A raster image (also called a bitmap image) represents visual information as a two-dimensional grid of pixels arranged in rows and columns. Each pixel holds discrete color data, and the aggregate of millions of these tiny color points produces photographs, illustrations, and other complex imagery. Common raster formats include JPEG, PNG, GIF, WebP, and AVIF.

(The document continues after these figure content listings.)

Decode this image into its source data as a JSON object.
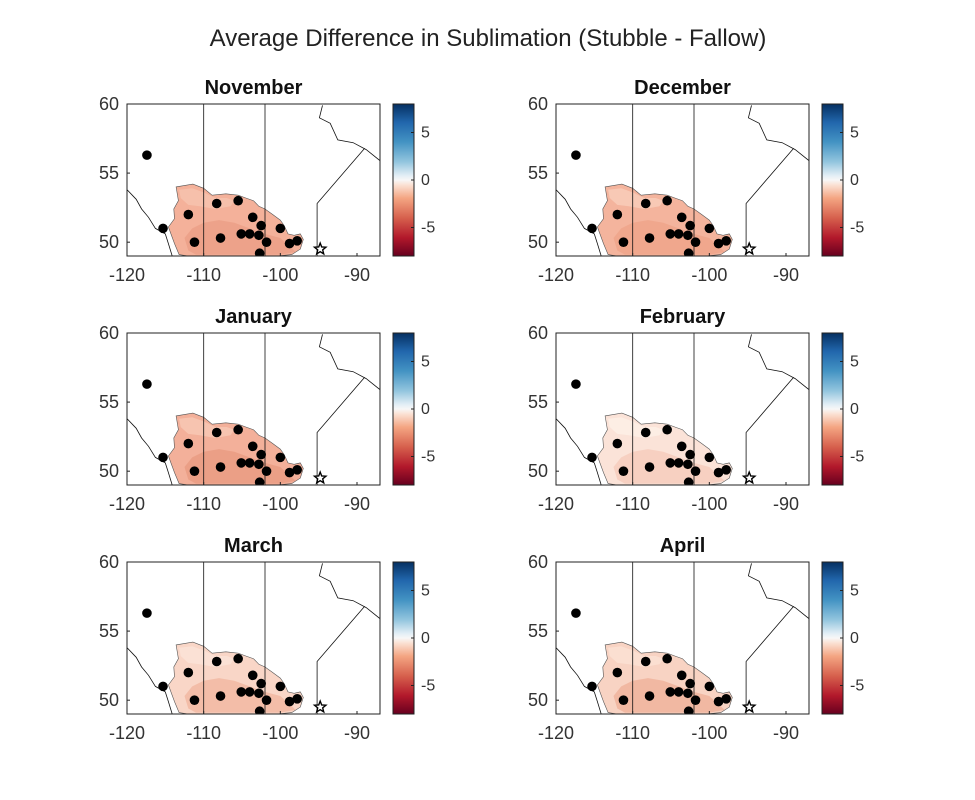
{
  "figure_title": "Average Difference in Sublimation (Stubble - Fallow)",
  "chart_data": [
    {
      "type": "heatmap",
      "title": "November",
      "fill_colors": [
        "#f4b19a",
        "#eba087",
        "#f6c2ad"
      ],
      "xlim": [
        -120,
        -87
      ],
      "ylim": [
        49,
        60
      ],
      "xticks": [
        "-120",
        "-110",
        "-100",
        "-90"
      ],
      "yticks": [
        "50",
        "55",
        "60"
      ],
      "colorbar": {
        "range": [
          -8,
          8
        ],
        "ticks": [
          "5",
          "0",
          "-5"
        ]
      }
    },
    {
      "type": "heatmap",
      "title": "December",
      "fill_colors": [
        "#f4b49d",
        "#eea48b",
        "#f8cbb8"
      ],
      "xlim": [
        -120,
        -87
      ],
      "ylim": [
        49,
        60
      ],
      "xticks": [
        "-120",
        "-110",
        "-100",
        "-90"
      ],
      "yticks": [
        "50",
        "55",
        "60"
      ],
      "colorbar": {
        "range": [
          -8,
          8
        ],
        "ticks": [
          "5",
          "0",
          "-5"
        ]
      }
    },
    {
      "type": "heatmap",
      "title": "January",
      "fill_colors": [
        "#f3b09a",
        "#e99c83",
        "#f7c6b2"
      ],
      "xlim": [
        -120,
        -87
      ],
      "ylim": [
        49,
        60
      ],
      "xticks": [
        "-120",
        "-110",
        "-100",
        "-90"
      ],
      "yticks": [
        "50",
        "55",
        "60"
      ],
      "colorbar": {
        "range": [
          -8,
          8
        ],
        "ticks": [
          "5",
          "0",
          "-5"
        ]
      }
    },
    {
      "type": "heatmap",
      "title": "February",
      "fill_colors": [
        "#fbe3d8",
        "#f6cdbd",
        "#fdeee6"
      ],
      "xlim": [
        -120,
        -87
      ],
      "ylim": [
        49,
        60
      ],
      "xticks": [
        "-120",
        "-110",
        "-100",
        "-90"
      ],
      "yticks": [
        "50",
        "55",
        "60"
      ],
      "colorbar": {
        "range": [
          -8,
          8
        ],
        "ticks": [
          "5",
          "0",
          "-5"
        ]
      }
    },
    {
      "type": "heatmap",
      "title": "March",
      "fill_colors": [
        "#f9d6c7",
        "#f2b8a2",
        "#fbe2d6"
      ],
      "xlim": [
        -120,
        -87
      ],
      "ylim": [
        49,
        60
      ],
      "xticks": [
        "-120",
        "-110",
        "-100",
        "-90"
      ],
      "yticks": [
        "50",
        "55",
        "60"
      ],
      "colorbar": {
        "range": [
          -8,
          8
        ],
        "ticks": [
          "5",
          "0",
          "-5"
        ]
      }
    },
    {
      "type": "heatmap",
      "title": "April",
      "fill_colors": [
        "#f8d3c3",
        "#f0b39c",
        "#fbe0d3"
      ],
      "xlim": [
        -120,
        -87
      ],
      "ylim": [
        49,
        60
      ],
      "xticks": [
        "-120",
        "-110",
        "-100",
        "-90"
      ],
      "yticks": [
        "50",
        "55",
        "60"
      ],
      "colorbar": {
        "range": [
          -8,
          8
        ],
        "ticks": [
          "5",
          "0",
          "-5"
        ]
      }
    }
  ],
  "stations": [
    [
      -117.4,
      56.3
    ],
    [
      -115.3,
      51.0
    ],
    [
      -112.0,
      52.0
    ],
    [
      -111.2,
      50.0
    ],
    [
      -108.3,
      52.8
    ],
    [
      -107.8,
      50.3
    ],
    [
      -105.5,
      53.0
    ],
    [
      -105.1,
      50.6
    ],
    [
      -104.0,
      50.6
    ],
    [
      -103.6,
      51.8
    ],
    [
      -102.8,
      50.5
    ],
    [
      -102.5,
      51.2
    ],
    [
      -102.7,
      49.2
    ],
    [
      -101.8,
      50.0
    ],
    [
      -100.0,
      51.0
    ],
    [
      -98.8,
      49.9
    ],
    [
      -97.8,
      50.1
    ]
  ],
  "marker_star": [
    -94.8,
    49.5
  ],
  "map_lines": {
    "ab_sk_border": [
      [
        -110.0,
        60.0
      ],
      [
        -110.0,
        49.0
      ]
    ],
    "sk_mb_border": [
      [
        -102.0,
        60.0
      ],
      [
        -102.0,
        49.0
      ]
    ],
    "mb_on_border": [
      [
        -95.2,
        49.0
      ],
      [
        -95.2,
        52.8
      ],
      [
        -89.0,
        56.8
      ]
    ],
    "hudson_bay_coast": [
      [
        -94.5,
        59.9
      ],
      [
        -94.9,
        59.0
      ],
      [
        -93.5,
        58.6
      ],
      [
        -92.5,
        57.4
      ],
      [
        -90.5,
        57.2
      ],
      [
        -88.8,
        56.7
      ],
      [
        -87.0,
        55.9
      ]
    ],
    "ab_bc_border": [
      [
        -120.0,
        53.8
      ],
      [
        -118.8,
        53.1
      ],
      [
        -118.1,
        52.4
      ],
      [
        -117.2,
        51.8
      ],
      [
        -116.3,
        51.0
      ],
      [
        -115.0,
        50.6
      ],
      [
        -114.6,
        49.9
      ],
      [
        -114.1,
        49.0
      ]
    ],
    "us_border": [
      [
        -120.0,
        49.0
      ],
      [
        -87.0,
        49.0
      ]
    ]
  },
  "region_outline": [
    [
      -113.2,
      49.1
    ],
    [
      -113.8,
      49.9
    ],
    [
      -114.6,
      51.1
    ],
    [
      -113.8,
      51.7
    ],
    [
      -113.9,
      52.4
    ],
    [
      -113.3,
      53.0
    ],
    [
      -113.6,
      54.0
    ],
    [
      -111.4,
      54.2
    ],
    [
      -110.0,
      53.9
    ],
    [
      -108.9,
      53.4
    ],
    [
      -107.1,
      53.5
    ],
    [
      -105.5,
      53.4
    ],
    [
      -104.5,
      53.2
    ],
    [
      -103.5,
      53.0
    ],
    [
      -102.8,
      52.6
    ],
    [
      -102.0,
      52.4
    ],
    [
      -101.0,
      52.0
    ],
    [
      -100.0,
      51.6
    ],
    [
      -99.5,
      51.2
    ],
    [
      -99.0,
      50.6
    ],
    [
      -98.2,
      50.5
    ],
    [
      -97.4,
      50.6
    ],
    [
      -97.0,
      50.2
    ],
    [
      -97.4,
      49.5
    ],
    [
      -98.5,
      49.1
    ],
    [
      -100.5,
      49.0
    ],
    [
      -104.0,
      49.0
    ],
    [
      -108.0,
      49.0
    ],
    [
      -110.0,
      49.0
    ],
    [
      -112.0,
      49.0
    ]
  ],
  "region_darker": [
    [
      -112.0,
      49.4
    ],
    [
      -112.5,
      50.3
    ],
    [
      -111.5,
      51.0
    ],
    [
      -110.0,
      51.4
    ],
    [
      -108.0,
      51.6
    ],
    [
      -106.0,
      51.4
    ],
    [
      -104.0,
      51.0
    ],
    [
      -102.0,
      50.6
    ],
    [
      -100.0,
      50.3
    ],
    [
      -99.0,
      49.8
    ],
    [
      -98.0,
      49.3
    ],
    [
      -100.0,
      49.1
    ],
    [
      -104.0,
      49.1
    ],
    [
      -108.0,
      49.1
    ],
    [
      -111.0,
      49.1
    ]
  ],
  "region_lighter": [
    [
      -113.0,
      53.2
    ],
    [
      -113.2,
      53.8
    ],
    [
      -111.5,
      53.9
    ],
    [
      -110.0,
      53.6
    ],
    [
      -108.5,
      53.2
    ],
    [
      -107.0,
      53.2
    ],
    [
      -106.0,
      53.0
    ],
    [
      -106.5,
      52.6
    ],
    [
      -108.5,
      52.4
    ],
    [
      -110.5,
      52.6
    ],
    [
      -112.0,
      52.7
    ]
  ]
}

- Resolution dependency: Raster images have a fixed pixel count, so enlarging them beyond their native resolution causes visible pixelation and jagged edges (aliasing). Print workflows typically require 300 DPI or higher, while web images use 72-96 DPI as a baseline
- Color depth and file size: More bits per pixel means a wider color gamut but larger files. An uncompressed image's data size can be estimated with
width x height x bitsPerPixel / 8 - Compression strategies: Lossy compression (JPEG) excels at photographs with smooth gradients, while lossless compression (PNG) preserves exact pixel data for graphics containing text or sharp edges
Digital cameras and scanners inherently produce raster data. Image editors like Photoshop and GIMP operate primarily on raster images, offering pixel-level manipulation. In modern web development, the srcset attribute and responsive image techniques deliver appropriately sized raster assets to different devices, balancing visual quality against bandwidth consumption.